February 26, 2019: Russia donated $9 million worth of military radar and command and control systems to Afghanistan’s northern neighbor Tajikistan. While second-hand, the equipment is modern and will improve the ability of Tajikistan to monitor and control its air space, especially along its border with Afghanistan. That border has long been a concern for both Tajikistan and Russia. In 2013 the Tajik parliament approved an extension of the military cooperation treaty with Russia to 2042. This included Russia continuing to station 6,000 troops there, mainly on the Afghan border to help keep out drugs and Islamic terrorists. All this required operating three Russian bases in Tajikistan. Russia also continues to train Tajik military personnel (mainly officers) and supply weapons and ammo at low cost or for free. The Russians also agreed to provide trainers to improve the skills of all Tajik soldiers. Tajikistan was part of the Soviet Union until 1991.

February 25, 2019: Another round of peace talks between American and Taliban negotiators began in Qatar.

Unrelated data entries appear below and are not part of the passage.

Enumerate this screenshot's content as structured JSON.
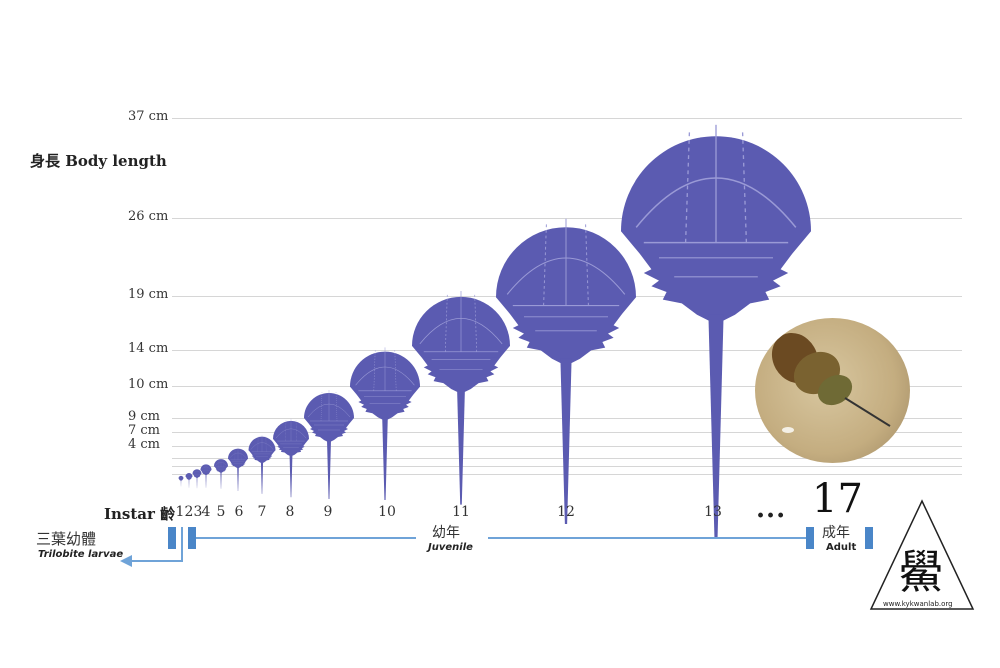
{
  "y_axis": {
    "label": "身長 Body length",
    "ticks": [
      "37 cm",
      "26 cm",
      "19 cm",
      "14 cm",
      "10 cm",
      "9 cm",
      "7 cm",
      "4 cm"
    ]
  },
  "instar": {
    "label": "Instar 齡",
    "numbers": [
      "1",
      "2",
      "3",
      "4",
      "5",
      "6",
      "7",
      "8",
      "9",
      "10",
      "11",
      "12",
      "13"
    ],
    "ellipsis": "...",
    "last": "17"
  },
  "stages": {
    "larvae_cn": "三葉幼體",
    "larvae_en": "Trilobite larvae",
    "juvenile_cn": "幼年",
    "juvenile_en": "Juvenile",
    "adult_cn": "成年",
    "adult_en": "Adult"
  },
  "logo": {
    "glyph": "鱟",
    "url": "www.kykwanlab.org"
  },
  "colors": {
    "crab": "#5b5bb1",
    "crab_line": "#9a9ad6",
    "bars": "#4a86c8",
    "photo_bg": "#c9b48a"
  }
}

February 24, 2019: The first shipment of Afghan exports for India departed via the newly rebuilt Iranian port of Chabahar and the Indian financed road and rail network from the Afghan border to Chabahar. Afghanistan has been using the Chabahar connection to export and import items that previously moved via Pakistan. Afghanistan has already received over a million tons of food from India. The Chabahar connection is but one of many reasons why most Afghans support India in any conflict with Pakistan. India has never harmed Afghanistan and since 2001 has provided quite a lot of foreign aid, which includes building the Afghan parliament building and most of the cash and tech assistance required to upgrade a major hydroelectric dam. India has also supplied military equipment and trainers. Many of the Indian civilian and military personnel working in Afghanistan are Indian Moslems who can confirm that Moslems have more economic and educational opportunities in India than they would in Pakistan or Afghanistan. That’s a major reason why Islamic terrorists have had little success recruiting Indian Moslems and learned that most Indian Moslems will report Islamic terrorist activity to the police rather than tolerate or support it.

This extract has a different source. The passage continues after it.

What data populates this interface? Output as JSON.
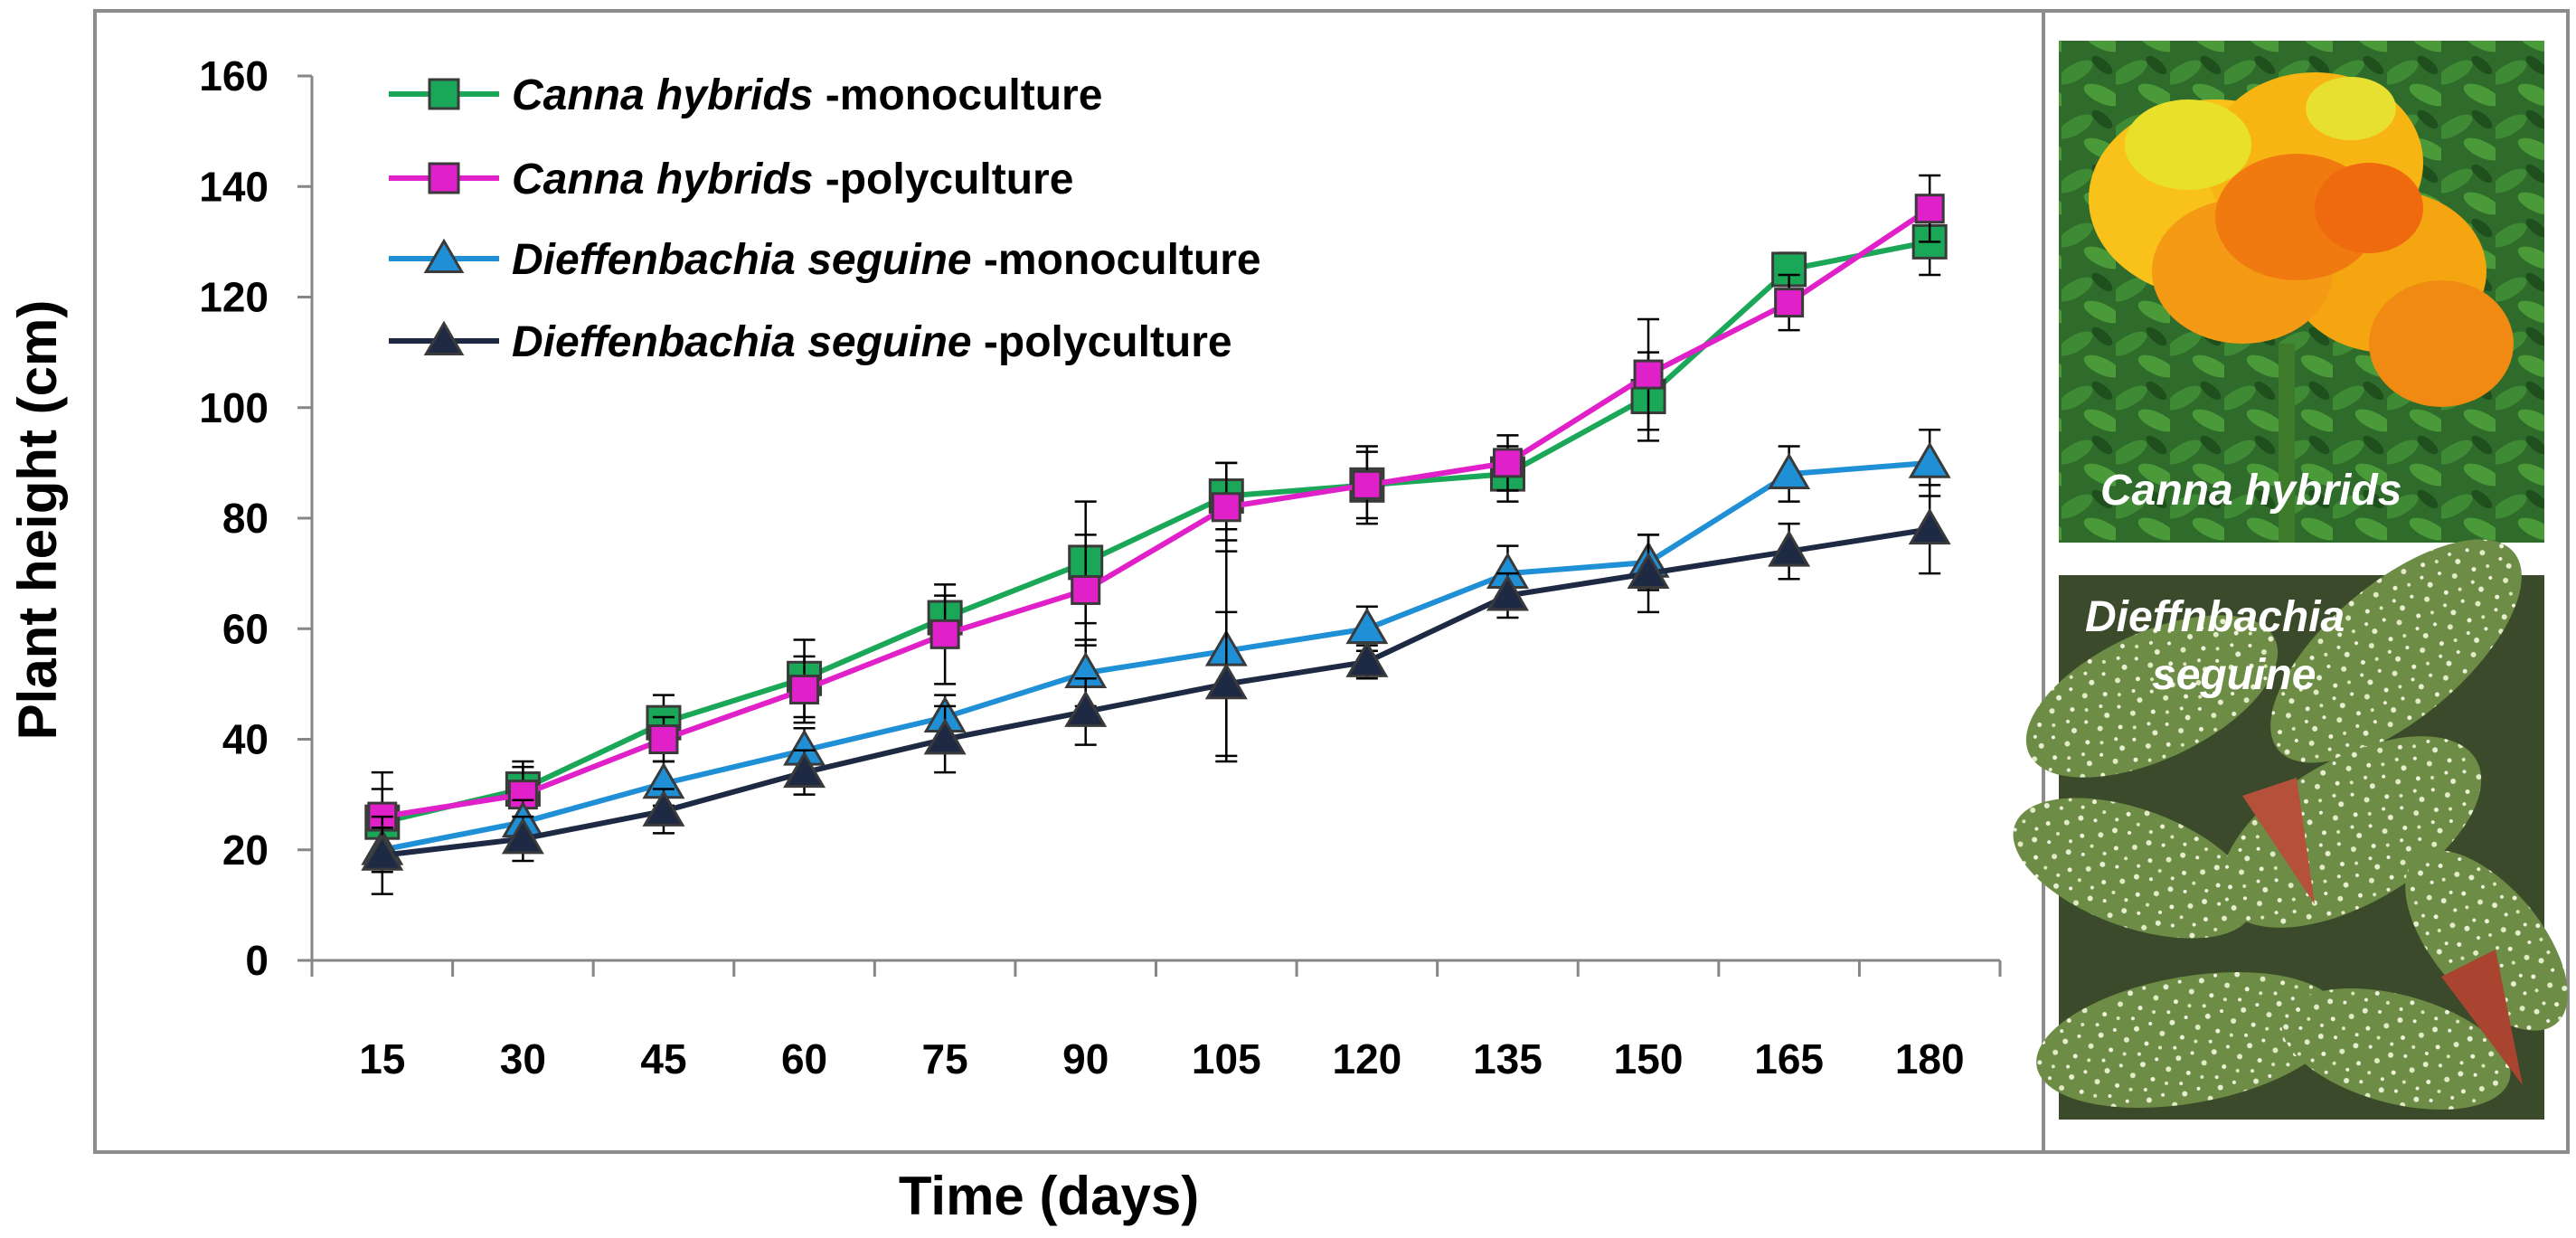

February 22, 2019: The Afghan government has sent the UN a letter complaining about nearly a decade of Pakistani border violence. The Afghan letter details incidents since 2012 to the present in which Pakistani troops fired 28,849 rockets, mortar or artillery shells into eastern Afghanistan from just across the border in northwest Pakistan. Much of this firepower is directed at Kunar province and has been going on since 2010 in an effort to hit real or suspected Pakistani Taliban bases in Afghanistan. These incidents increased to the point where the Afghans began keeping track of them in 2012. Since 2012 this violence has killed 82 people and wounded 187 that the Afghan government knows about. The shelling occurs against rural areas that are often unpopulated so it is unclear if the Pakistanis have hit many Pakistani Taliban. The Pakistani government propaganda insists that these Taliban Islamic terrorists are based in eastern Afghanistan and regularly cross into Pakistan to carry out attacks. The letter details how the situation is getting worse and that since January 2018 there have been 161 of these incidents that involved at least 6,025 Pakistani projectiles landing in Afghanistan. The letter points out that several elected Pakistani leaders have pledged to halt these border violations but those pledges are ignored by the Pakistani military.